Hadoop technology friends will certainly be confused about its system under the parasitic open-source projects confused, and I promise Hive, Pig, http://www.aliyun.com/zixun/aggregation/13713.html "> HBase these open source Technology will engage you some confused, do not confused more than just one, such as a rookie post doubt, when to use Hbase and when to use Hive? .... Consult ^ _ ^ No problem here, I help you manage Clear each technology principles and ideas.
A lightweight scripting language that had been used by hadoop, originally introduced by Yahoo Inc., but now is on the decline. When Yahoo slowly pulled out of pig maintenance, it contributed to its open source community by all hobbyists. However, some companies are still in use, but I think it is better to use hive than pig. :)
Is a data flow language used to quickly and easily handle huge amounts of data.
Contains two parts: Pig Interface, Pig Latin.
HFS can handle HDFS and HBase data very conveniently. Just like Hive, Pig can handle it very efficiently and can save a lot of labor and time by directly manipulating Pig query. When you want to do some conversion on your data, and do not want to write MapReduce jobs can be used
Do not want to use the programming language to develop MapReduce friends such as DB who are familiar with SQL friends can use Hive off-line for data processing and analysis.
Note that Hive is now suitable for offline operation of data, that is not suitable for real-time online query or operation in a real production environment, because the word "slow." in contrast
Originated in FaceBook, Hive plays the role of data warehouse in Hadoop. Built on the top level of a Hadoop cluster, it operates on a SQL-like interface to the data stored on the Hadoop cluster. You can use HiveQL select, join, and so on.
If you have a data warehouse needs and you are good at writing SQL and do not want to write MapReduce jobs you can use Hive instead.
As a column-oriented database running on top of HDFS, HDFS lacks immediate read and write operations, which is what HBase does. HBase is Google BigTable-based, stored as key-value pairs. The goal of the project is to quickly locate and access the data needed in billions of rows of data in the host.
Is a database, a NoSql database, like any other database to provide instant read and write capabilities, Hadoop can not meet real-time needs, HBase is to meet. If you need to access some data in real time, put it in HBase.

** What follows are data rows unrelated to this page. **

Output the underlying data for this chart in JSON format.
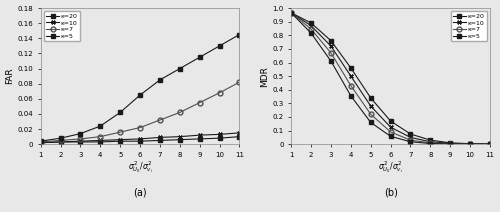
{
  "x": [
    1,
    2,
    3,
    4,
    5,
    6,
    7,
    8,
    9,
    10,
    11
  ],
  "far": {
    "k20": [
      0.002,
      0.003,
      0.003,
      0.003,
      0.004,
      0.004,
      0.005,
      0.006,
      0.007,
      0.008,
      0.01
    ],
    "k10": [
      0.002,
      0.003,
      0.004,
      0.005,
      0.006,
      0.007,
      0.009,
      0.01,
      0.012,
      0.013,
      0.015
    ],
    "k7": [
      0.003,
      0.005,
      0.007,
      0.01,
      0.016,
      0.022,
      0.032,
      0.042,
      0.055,
      0.068,
      0.082
    ],
    "k5": [
      0.004,
      0.008,
      0.014,
      0.024,
      0.042,
      0.065,
      0.085,
      0.1,
      0.115,
      0.13,
      0.145
    ]
  },
  "mdr": {
    "k20": [
      0.965,
      0.89,
      0.76,
      0.56,
      0.34,
      0.17,
      0.075,
      0.03,
      0.01,
      0.004,
      0.001
    ],
    "k10": [
      0.965,
      0.87,
      0.72,
      0.5,
      0.28,
      0.125,
      0.05,
      0.018,
      0.006,
      0.002,
      0.001
    ],
    "k7": [
      0.965,
      0.845,
      0.67,
      0.43,
      0.22,
      0.09,
      0.03,
      0.01,
      0.003,
      0.001,
      0.0
    ],
    "k5": [
      0.965,
      0.815,
      0.61,
      0.355,
      0.16,
      0.058,
      0.018,
      0.005,
      0.001,
      0.0,
      0.0
    ]
  },
  "far_ylim": [
    0,
    0.18
  ],
  "mdr_ylim": [
    0,
    1.0
  ],
  "xlim": [
    1,
    11
  ],
  "far_ylabel": "FAR",
  "mdr_ylabel": "MDR",
  "labels": [
    "κ=20",
    "κ=10",
    "κ=7",
    "κ=5"
  ],
  "colors": [
    "#2a2a2a",
    "#2a2a2a",
    "#2a2a2a",
    "#2a2a2a"
  ],
  "markers": [
    "s",
    "x",
    "o",
    "s"
  ],
  "markersize": 3.0,
  "linewidth": 0.8,
  "subtitle_a": "(a)",
  "subtitle_b": "(b)",
  "bg_color": "#e8e8e8",
  "far_yticks": [
    0,
    0.02,
    0.04,
    0.06,
    0.08,
    0.1,
    0.12,
    0.14,
    0.16,
    0.18
  ],
  "mdr_yticks": [
    0,
    0.1,
    0.2,
    0.3,
    0.4,
    0.5,
    0.6,
    0.7,
    0.8,
    0.9,
    1.0
  ],
  "xticks": [
    1,
    2,
    3,
    4,
    5,
    6,
    7,
    8,
    9,
    10,
    11
  ]
}
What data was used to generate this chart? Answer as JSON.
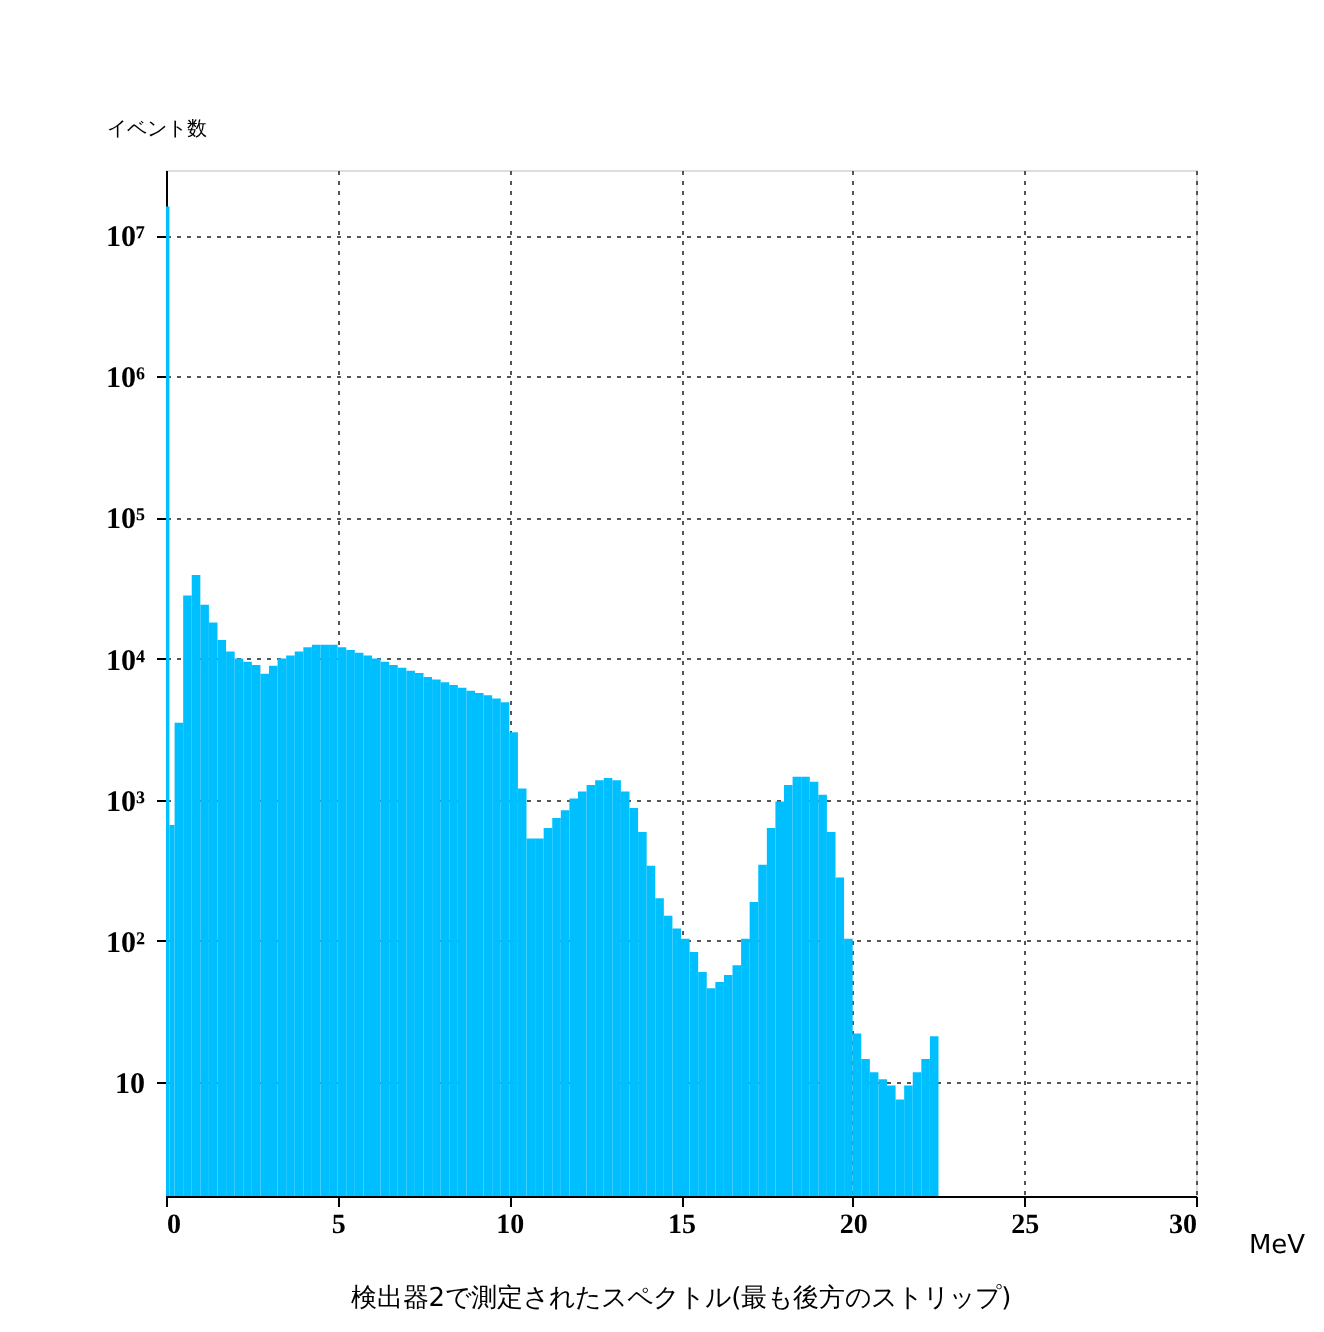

You can use Hadoop as a static data warehouse, HBase as data storage, put some data that will change some operations.
More suitable for the data warehouse tasks, Hive is mainly used for static structure and the need for frequent analysis of the work. Hive's similarity to SQL makes it an ideal intersection of Hadoop and other BI tools.
Give developers more flexibility in the area of big data and allow the development of concise scripts for transforming data streams for embedding into larger applications.
The main advantage over Hive is its relative strength in terms of significantly reducing the amount of code compared to using Hadoop Java APIs directly. Because of this, Pig is still attracting a large number of software developers.
And Pig can be used in combination with HBase, Hive and Pig also provide high-level language support for HBase, making statistics on HBase become very simple
Is a batch system built on top of Hadoop to reduce the amount of work that MapReduce jobs is written in. HBase is designed to support projects that make up for the shortcomings of Hadoop's real-time operations.
Imagine you are operating the RMDB database, Hive + Hadoop if it is a full table scan, HBase + Hadoop if it is indexed access.
It is MapReduce jobs can be more than 5 minutes to several hours, HBase is very efficient, certainly more efficient than Hive.